We’re building an in-memory autocomplete system. It will just be single user, no persistence, no concurrency. The features that we require are:
- Word insertion (frequency counted)
- Word deletion (frequency decrement + structural pruning)
- Top-K autocomplete by prefix, ranked by highest frequency
- Single user, no persistence, no concurrency
Here are some initial ideas
Flat List of Words
words = ["apple", "app", "application"]
Query cost grows with total dataset, filtering by prefix and finding all the completions will be very expensive
Prefix Map
{
"a": [...],
"ap": [...],
"app": [...]
}
Quadratic prefix duplication, hard to maintain consistent ranking.
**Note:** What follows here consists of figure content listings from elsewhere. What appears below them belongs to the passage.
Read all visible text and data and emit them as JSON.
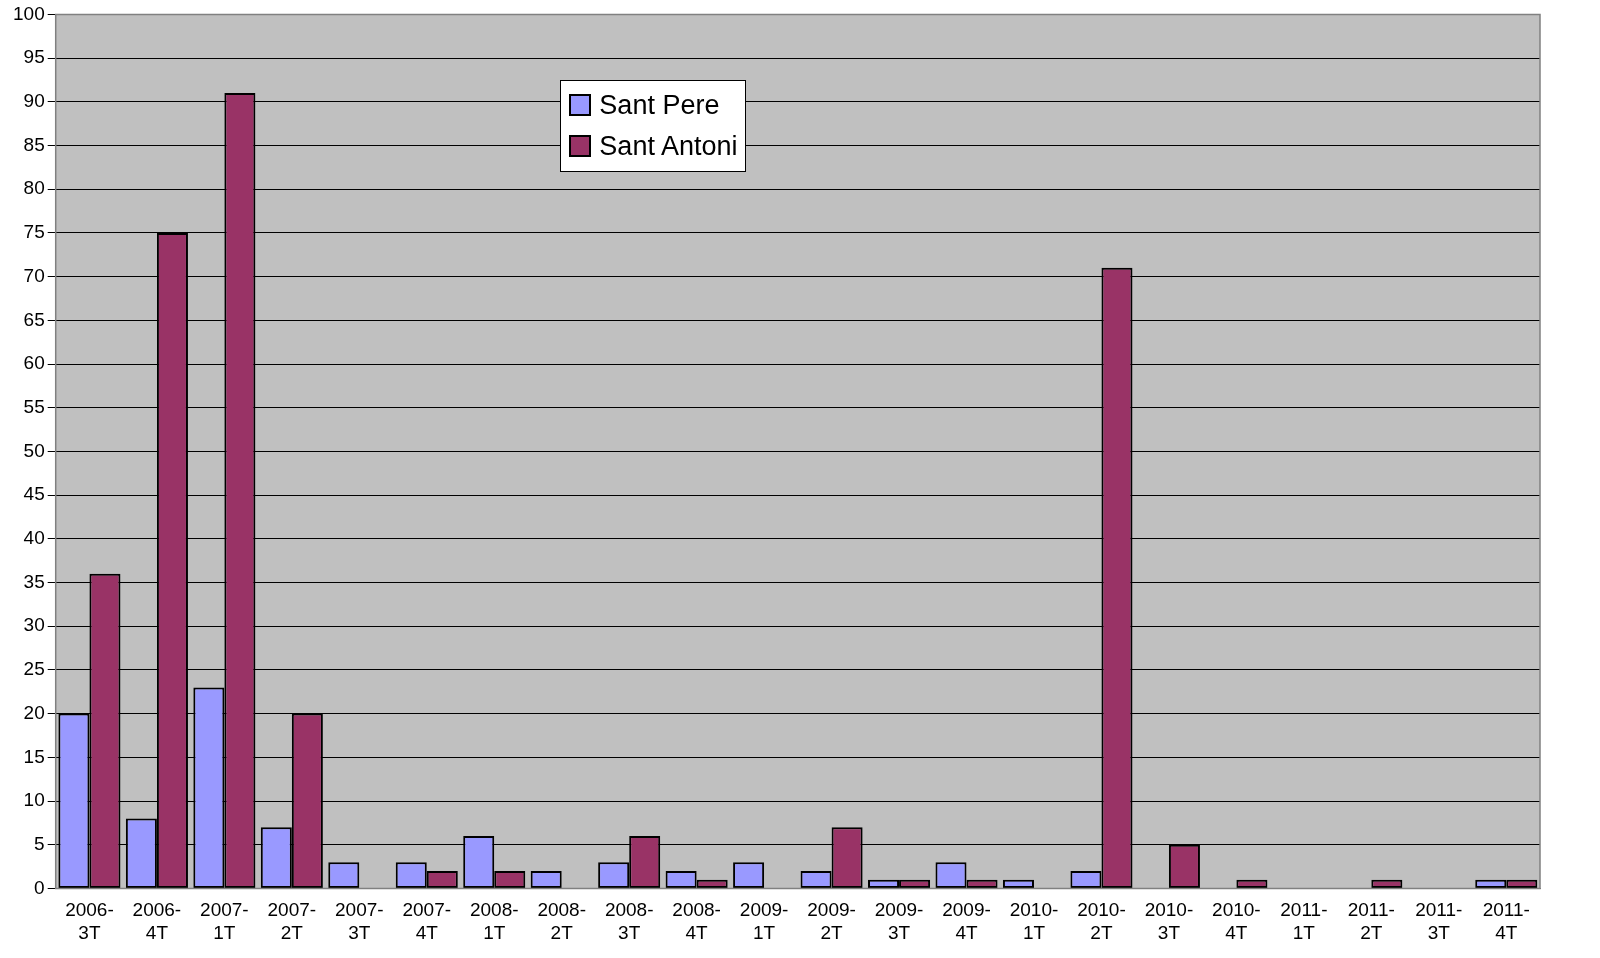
{
  "chart_data": {
    "type": "bar",
    "categories": [
      "2006-3T",
      "2006-4T",
      "2007-1T",
      "2007-2T",
      "2007-3T",
      "2007-4T",
      "2008-1T",
      "2008-2T",
      "2008-3T",
      "2008-4T",
      "2009-1T",
      "2009-2T",
      "2009-3T",
      "2009-4T",
      "2010-1T",
      "2010-2T",
      "2010-3T",
      "2010-4T",
      "2011-1T",
      "2011-2T",
      "2011-3T",
      "2011-4T"
    ],
    "series": [
      {
        "name": "Sant Pere",
        "color": "#9999ff",
        "values": [
          20,
          8,
          23,
          7,
          3,
          3,
          6,
          2,
          3,
          2,
          3,
          2,
          1,
          3,
          1,
          2,
          0,
          0,
          0,
          0,
          0,
          1
        ]
      },
      {
        "name": "Sant Antoni",
        "color": "#993366",
        "values": [
          36,
          75,
          91,
          20,
          0,
          2,
          2,
          0,
          6,
          1,
          0,
          7,
          1,
          1,
          0,
          71,
          5,
          1,
          0,
          1,
          0,
          1
        ]
      }
    ],
    "ylim": [
      0,
      100
    ],
    "yticks": [
      0,
      5,
      10,
      15,
      20,
      25,
      30,
      35,
      40,
      45,
      50,
      55,
      60,
      65,
      70,
      75,
      80,
      85,
      90,
      95,
      100
    ],
    "grid": "y",
    "legend": "top"
  }
}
The cost to update is also very high
Instead the solution we are going for is to model the data as a Trie so searching and storage is optimised. The search will be very fast and getting the auto completions will be just exploring from that point like a dfs. Storage will be hyper optimised as same prefixes share the same path in tree
State Model
class Node:
children: Dict[str, Node]
is_word: bool
frequency: int
class Trie:
root: Node
Node
Represents a prefix. It stores branching structure (children), terminal marker (is_word) and frequency count
Core Operations
insert(word)
- Traverse characters.
- Create missing nodes.
- Mark final node as word.
- Increment frequency.
delete(word)
Deletion has two phases.
Phase 1 — Logical Removal
- Traverse and store path in stack.
- Decrement frequency.
- If frequency > 0 → stop.
- Else mark
is_word = False.
Phase 2 — Structural Pruning
Walk upward using the stack. At each node, if the node has children OR node.is_word then stop, else remove node from parent
autocomplete(prefix)
- Navigate to prefix node. Traverse characters. If missing → return
[]. - Traverse subtree. BFS/DFS from prefix node. For each terminal node, treat as candidate word.
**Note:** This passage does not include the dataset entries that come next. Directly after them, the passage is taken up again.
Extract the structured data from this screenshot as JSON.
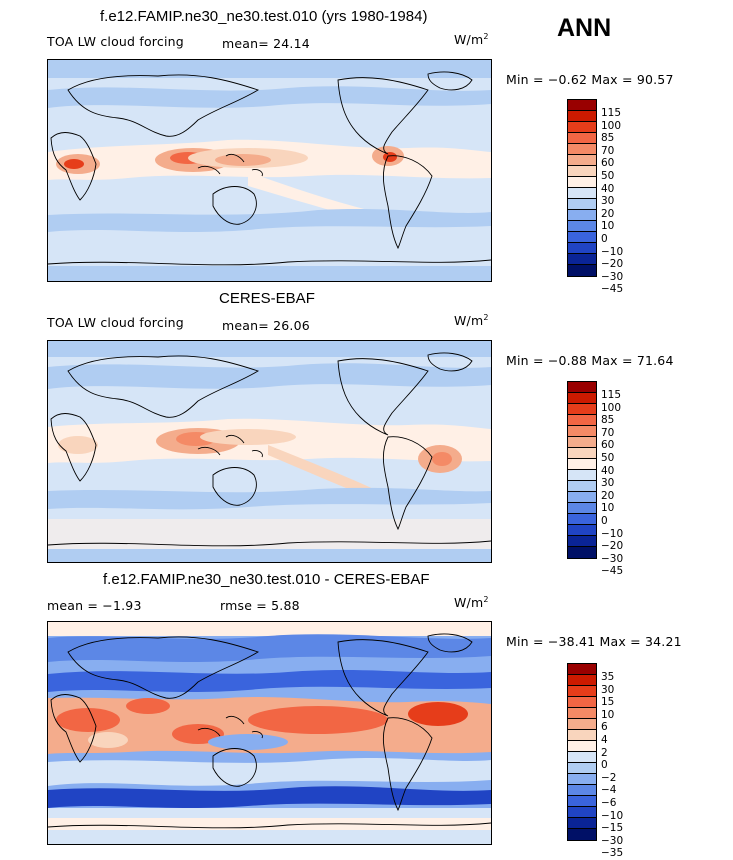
{
  "season": "ANN",
  "panels": [
    {
      "title": "f.e12.FAMIP.ne30_ne30.test.010 (yrs 1980-1984)",
      "left_label": "TOA LW cloud forcing",
      "stat_label": "mean=",
      "stat_value": "24.14",
      "units": "W/m",
      "units_exp": "2",
      "min_label": "Min =",
      "min_value": "−0.62",
      "max_label": "Max =",
      "max_value": "90.57",
      "colorbar": {
        "colors": [
          "#990000",
          "#cc1a00",
          "#e63d1a",
          "#f26644",
          "#f48a66",
          "#f4ac8c",
          "#f9d5bd",
          "#fff0e6",
          "#d6e5f7",
          "#b0cdf2",
          "#88aef0",
          "#5c87e6",
          "#3a64dd",
          "#2044c4",
          "#0a2496",
          "#001066"
        ],
        "labels": [
          "115",
          "100",
          "85",
          "70",
          "60",
          "50",
          "40",
          "30",
          "20",
          "10",
          "0",
          "−10",
          "−20",
          "−30",
          "−45"
        ]
      }
    },
    {
      "title": "CERES-EBAF",
      "left_label": "TOA LW cloud forcing",
      "stat_label": "mean=",
      "stat_value": "26.06",
      "units": "W/m",
      "units_exp": "2",
      "min_label": "Min =",
      "min_value": "−0.88",
      "max_label": "Max =",
      "max_value": "71.64",
      "colorbar": {
        "colors": [
          "#990000",
          "#cc1a00",
          "#e63d1a",
          "#f26644",
          "#f48a66",
          "#f4ac8c",
          "#f9d5bd",
          "#fff0e6",
          "#d6e5f7",
          "#b0cdf2",
          "#88aef0",
          "#5c87e6",
          "#3a64dd",
          "#2044c4",
          "#0a2496",
          "#001066"
        ],
        "labels": [
          "115",
          "100",
          "85",
          "70",
          "60",
          "50",
          "40",
          "30",
          "20",
          "10",
          "0",
          "−10",
          "−20",
          "−30",
          "−45"
        ]
      }
    },
    {
      "title": "f.e12.FAMIP.ne30_ne30.test.010 - CERES-EBAF",
      "left_label": "mean =",
      "left_value": "−1.93",
      "stat_label": "rmse =",
      "stat_value": "5.88",
      "units": "W/m",
      "units_exp": "2",
      "min_label": "Min =",
      "min_value": "−38.41",
      "max_label": "Max =",
      "max_value": "34.21",
      "colorbar": {
        "colors": [
          "#990000",
          "#cc1a00",
          "#e63d1a",
          "#f26644",
          "#f48a66",
          "#f4ac8c",
          "#f9d5bd",
          "#fff0e6",
          "#d6e5f7",
          "#b0cdf2",
          "#88aef0",
          "#5c87e6",
          "#3a64dd",
          "#2044c4",
          "#0a2496",
          "#001066"
        ],
        "labels": [
          "35",
          "30",
          "15",
          "10",
          "6",
          "4",
          "2",
          "0",
          "−2",
          "−4",
          "−6",
          "−10",
          "−15",
          "−30",
          "−35"
        ]
      }
    }
  ]
}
- Maintain top-k (min-heap). Keep heap of size ≤ k storing (frequency, word).
Implementation (Python)
from collections import deque
import heapq
class Node:
def __init__(self):
self.children: dict[str, "Node"] = {}
self.is_word = False
self.frequency = 0
def add_child(self, name: str) -> "Node":
if name not in self.children:
self.children[name] = Node()
return self.children[name]
class Trie:
def __init__(self) -> None:
self.root = Node()
def insert(self, word: str):
current = self.root
for ch in word:
current = current.add_child(ch)
current.is_word = True
current.frequency += 1
def delete(self, word: str):
stack: list[tuple[Node, str]] = []
current = self.root
for ch in word:
if ch not in current.children:
return
stack.append((current, ch))
current = current.children[ch]
if not current.is_word:
return
current.frequency -= 1
if current.frequency > 0:
return
current.is_word = False
while stack:
parent, ch = stack.pop()
node = parent.children[ch]
if node.children or node.is_word:
break
del parent.children[ch]
def auto_complete(self, prefix: str, k: int = 10):
current = self.root
for ch in prefix:
if ch not in current.children:
return []
current = current.children[ch]
heap = []
queue = deque([(current, prefix)])
while queue:
node, acc = queue.popleft()
if node.is_word:
if len(heap) < k:
heapq.heappush(heap, (node.frequency, acc))
elif node.frequency > heap[0][0]:
heapq.heappop(heap)
heapq.heappush(heap, (node.frequency, acc))
for key, val in node.children.items():
queue.append((val, acc + key))
result = []
while heap:
result.append(heapq.heappop(heap)[1])
return result[::-1]
Tradeoffs
This design:
- Minimizes memory overhead
- Optimizes insert/delete
- Computes ranking lazily
But:
- Autocomplete cost grows with subtree size
- No caching
- Not optimal for heavy read workloads